Culminating a process that began more than a year ago, Monica Miles, PhD, will be joining the PAEA staff on January 19 as the Association’s first-ever chief diversity, equity, and inclusion officer. Miles’s position will be central to PAEA’s goals to further strengthen our focus on diversity, equity, and inclusion in PA education, building on the ongoing work around goal 1 of our current strategic plan.

The PAEA Board approved funding for the position in the FY2021 budget and CEO Mary Jo Bondy, DHEd, MHS, PA-C, made this search a priority, setting the recruiting process in motion soon after her arrival at PAEA earlier this year. Miles competed with many other well-qualified candidates, impressing the recruitment committee with her knowledge, passion, scholarship, and breadth of experience.  

“We are thrilled to have someone of Dr. Miles’ caliber to lead our work in this crucial area,” said Bondy. “She will help integrate an intentional DEI perspective into everything we do across the organization and across PA education, as a scholar, researcher, leader, and advocate.” 

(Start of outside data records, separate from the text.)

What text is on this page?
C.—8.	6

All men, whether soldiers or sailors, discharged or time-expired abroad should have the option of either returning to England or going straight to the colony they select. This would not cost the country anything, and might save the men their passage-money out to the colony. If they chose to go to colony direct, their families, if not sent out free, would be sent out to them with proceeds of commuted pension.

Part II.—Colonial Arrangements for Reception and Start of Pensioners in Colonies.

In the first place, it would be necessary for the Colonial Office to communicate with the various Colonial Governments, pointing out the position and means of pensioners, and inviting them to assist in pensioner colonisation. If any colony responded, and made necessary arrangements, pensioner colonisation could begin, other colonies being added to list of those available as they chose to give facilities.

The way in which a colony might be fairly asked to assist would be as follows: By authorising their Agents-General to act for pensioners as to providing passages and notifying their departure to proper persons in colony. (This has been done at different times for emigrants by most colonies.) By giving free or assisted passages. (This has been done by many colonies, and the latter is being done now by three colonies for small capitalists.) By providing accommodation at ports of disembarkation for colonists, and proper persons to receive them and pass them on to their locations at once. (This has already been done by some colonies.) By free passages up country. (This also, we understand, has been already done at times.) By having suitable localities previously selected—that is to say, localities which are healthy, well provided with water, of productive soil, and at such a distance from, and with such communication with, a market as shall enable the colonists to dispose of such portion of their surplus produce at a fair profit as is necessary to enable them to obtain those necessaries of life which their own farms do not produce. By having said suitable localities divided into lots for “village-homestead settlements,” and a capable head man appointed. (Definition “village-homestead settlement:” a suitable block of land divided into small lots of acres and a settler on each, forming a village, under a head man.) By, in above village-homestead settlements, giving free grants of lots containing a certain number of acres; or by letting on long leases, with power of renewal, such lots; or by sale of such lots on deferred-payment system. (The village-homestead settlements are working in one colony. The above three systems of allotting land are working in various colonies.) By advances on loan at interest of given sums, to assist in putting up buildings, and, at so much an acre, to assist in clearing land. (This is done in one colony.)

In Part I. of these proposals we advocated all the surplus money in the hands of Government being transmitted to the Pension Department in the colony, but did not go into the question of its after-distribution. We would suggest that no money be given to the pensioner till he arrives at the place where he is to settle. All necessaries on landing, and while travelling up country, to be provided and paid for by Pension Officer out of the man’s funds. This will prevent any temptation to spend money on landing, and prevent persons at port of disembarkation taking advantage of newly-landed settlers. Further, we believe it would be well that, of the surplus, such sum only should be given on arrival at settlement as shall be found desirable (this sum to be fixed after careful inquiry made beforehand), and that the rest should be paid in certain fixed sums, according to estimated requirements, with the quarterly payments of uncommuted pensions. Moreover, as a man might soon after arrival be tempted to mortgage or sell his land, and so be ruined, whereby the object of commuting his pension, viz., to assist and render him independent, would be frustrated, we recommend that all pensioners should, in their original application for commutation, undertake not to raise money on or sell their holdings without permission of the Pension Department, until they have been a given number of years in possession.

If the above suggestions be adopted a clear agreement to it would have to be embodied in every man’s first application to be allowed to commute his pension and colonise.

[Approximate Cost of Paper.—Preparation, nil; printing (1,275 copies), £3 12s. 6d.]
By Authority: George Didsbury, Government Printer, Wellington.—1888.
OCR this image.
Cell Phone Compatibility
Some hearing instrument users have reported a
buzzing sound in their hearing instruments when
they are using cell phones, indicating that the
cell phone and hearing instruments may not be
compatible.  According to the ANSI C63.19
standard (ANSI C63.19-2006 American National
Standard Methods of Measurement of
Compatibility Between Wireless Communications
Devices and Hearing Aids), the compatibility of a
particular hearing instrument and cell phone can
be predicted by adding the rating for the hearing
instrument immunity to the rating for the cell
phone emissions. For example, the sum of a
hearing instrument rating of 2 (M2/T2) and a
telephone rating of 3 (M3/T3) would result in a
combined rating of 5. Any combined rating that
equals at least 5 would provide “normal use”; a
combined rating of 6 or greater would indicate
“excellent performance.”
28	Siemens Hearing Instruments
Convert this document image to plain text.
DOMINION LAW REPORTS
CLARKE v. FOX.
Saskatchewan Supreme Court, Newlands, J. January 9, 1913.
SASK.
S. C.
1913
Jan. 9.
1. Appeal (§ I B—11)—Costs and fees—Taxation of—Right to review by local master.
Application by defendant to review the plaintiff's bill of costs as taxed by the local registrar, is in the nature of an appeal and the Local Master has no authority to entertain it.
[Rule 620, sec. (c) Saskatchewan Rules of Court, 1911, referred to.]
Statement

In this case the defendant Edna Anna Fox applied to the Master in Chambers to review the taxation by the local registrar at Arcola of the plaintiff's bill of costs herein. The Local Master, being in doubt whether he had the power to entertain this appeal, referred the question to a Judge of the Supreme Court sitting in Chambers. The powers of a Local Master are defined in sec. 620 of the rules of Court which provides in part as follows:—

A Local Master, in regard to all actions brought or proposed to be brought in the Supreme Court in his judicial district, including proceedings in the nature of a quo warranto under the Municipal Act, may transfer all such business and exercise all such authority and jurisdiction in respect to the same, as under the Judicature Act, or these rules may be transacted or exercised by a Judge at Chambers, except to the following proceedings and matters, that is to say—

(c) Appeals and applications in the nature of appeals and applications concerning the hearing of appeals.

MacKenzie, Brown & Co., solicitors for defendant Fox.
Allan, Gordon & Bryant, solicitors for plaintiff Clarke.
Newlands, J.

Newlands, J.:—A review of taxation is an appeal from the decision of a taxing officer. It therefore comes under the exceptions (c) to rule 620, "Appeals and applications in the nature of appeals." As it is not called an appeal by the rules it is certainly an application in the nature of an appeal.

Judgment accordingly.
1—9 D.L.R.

Miles comes to PAEA from a position with the New York Sea Grant, a program run by the National Oceanic and Atmospheric Administration in collaboration with Cornell University. In this role, she built on the interest in science, technology, engineering, and mathematics (STEM) education that she developed as the Chancellor’s Academic Pathways Postdoctoral Scholar for Diversity in STEM Education at Vanderbilt University, where she chaired the Postdoctoral Association diversity committee. Miles earned her bachelor’s and master’s degrees in geology, and spent a year teaching middle school science in Charlotte, NC, where she developed a passion for investigating the inequities that are often built into science education. A year later, she moved back to Buffalo and took a position as director of a program devoted to preventing students from dropping out of school.  

“It was that experience as a middle school teacher that really triggered my passion for equity and inclusion,” Miles said. “You have to have a social justice orientation in this work. Always ask yourself, ‘How are you thinking about those who are marginalized?’ “ 

PAEA will also benefit from Miles’s skills as both a quantitative and qualitative researcher. She has nearly 20 peer-reviewed articles and book chapters to her name and a keen interest in equity scholarship. She will take over direction of the Association’s research department, where she hopes to help bring further clarity to what we know about the pipeline through K12 to PA school for underrepresented students.  

This summer’s Black Lives Matter and other social justice movements have helped create the perfect moment for PAEA – and indeed the nation and the world – to move the needle on DEI issues, Miles said. “We need to strike while the iron is hot. We don’t have to prove that racial disparities are occurring. People want to make change and it is very empowering for people to engage. This is a time of opportunity.” 

PAEA looks forward to welcoming Dr. Miles to the Association in January, when a more detailed introduction to her role and plans for her work will be published.